Webworkers

JS is considered single-threaded which means jumping through hoops (e.g. using setInterval) to avoid locking the UI when doing CPU intensive things.

webworkers are an answer to this. Each worker runs in their own thread (or as the specification puts it: "in the background") thus freeing the rendering loop. CPU intensive logic no longer blocks the UI.

In brief:

  • they bring parallelism to JS
  • they are well supported
  • they use message passing rather than shared state which significantly simplifies concurrency (even if state needs to be copied)

Prior art

There is already prior art for using webworkers in ReasonML: http://davidgom.es/2017/12/23/reasonml-webworkers-bindings.html and I strongly recommend you read through it.

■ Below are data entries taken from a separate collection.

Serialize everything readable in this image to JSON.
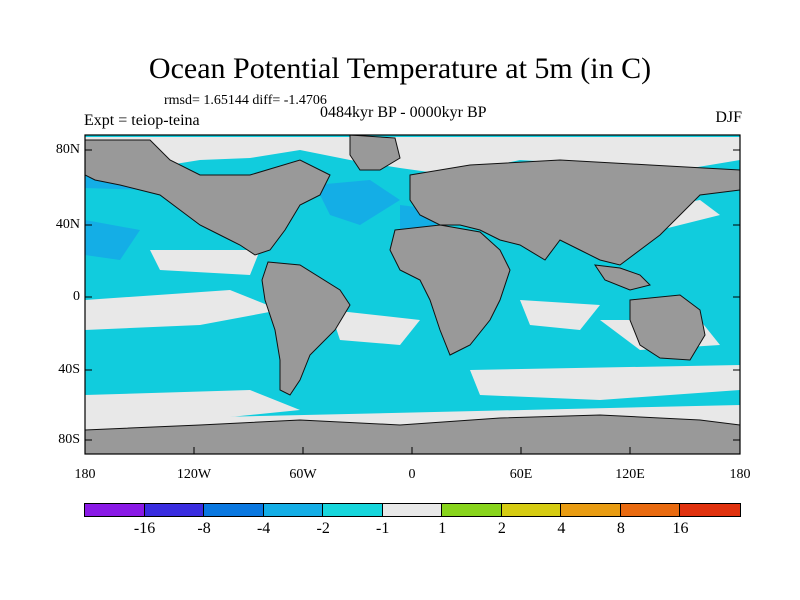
{
  "title": "Ocean Potential Temperature at 5m (in C)",
  "stats": "rmsd= 1.65144 diff= -1.4706",
  "experiment": "Expt = teiop-teina",
  "period": "0484kyr BP - 0000kyr BP",
  "season": "DJF",
  "map": {
    "lat_ticks": [
      "80N",
      "40N",
      "0",
      "40S",
      "80S"
    ],
    "lon_ticks": [
      "180",
      "120W",
      "60W",
      "0",
      "60E",
      "120E",
      "180"
    ],
    "land_color": "#999999",
    "ocean_color": "#11ccdd"
  },
  "colorbar": {
    "colors": [
      "#8a1ae6",
      "#3a2de0",
      "#0a78e0",
      "#14aee6",
      "#16d6dc",
      "#e8e8e8",
      "#88d41c",
      "#d6cc12",
      "#e89c12",
      "#e86a10",
      "#e0320e"
    ],
    "labels": [
      "-16",
      "-8",
      "-4",
      "-2",
      "-1",
      "1",
      "2",
      "4",
      "8",
      "16"
    ]
  }
}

The author of that blog has also published bindings: https://redex.github.io/package/bs-webworkers.

Usage

All that is needed is:

  • add them to our project (yarn add bs-webworkers)
  • add them to the bs-dependencies in bsconfig.json
  • profit!

Gotchas

Distinct JS

It is important to note that the body of the worker should naively be its own source file. There are workarounds, such as using inline blobs, but both conceptually and literally, they are independent from your main application.

create-react-app

I struggled getting these to work in a project created with create-react-app, primarily because by default all of the JS is bundled into a single file. There are a few threads worth reading on the create-react-app issue tracker and webpack has support for webpack loaders.

Getting that all wired up with create-react-app with reason-scripts was beyond me though.

That's all for now - short and sweet.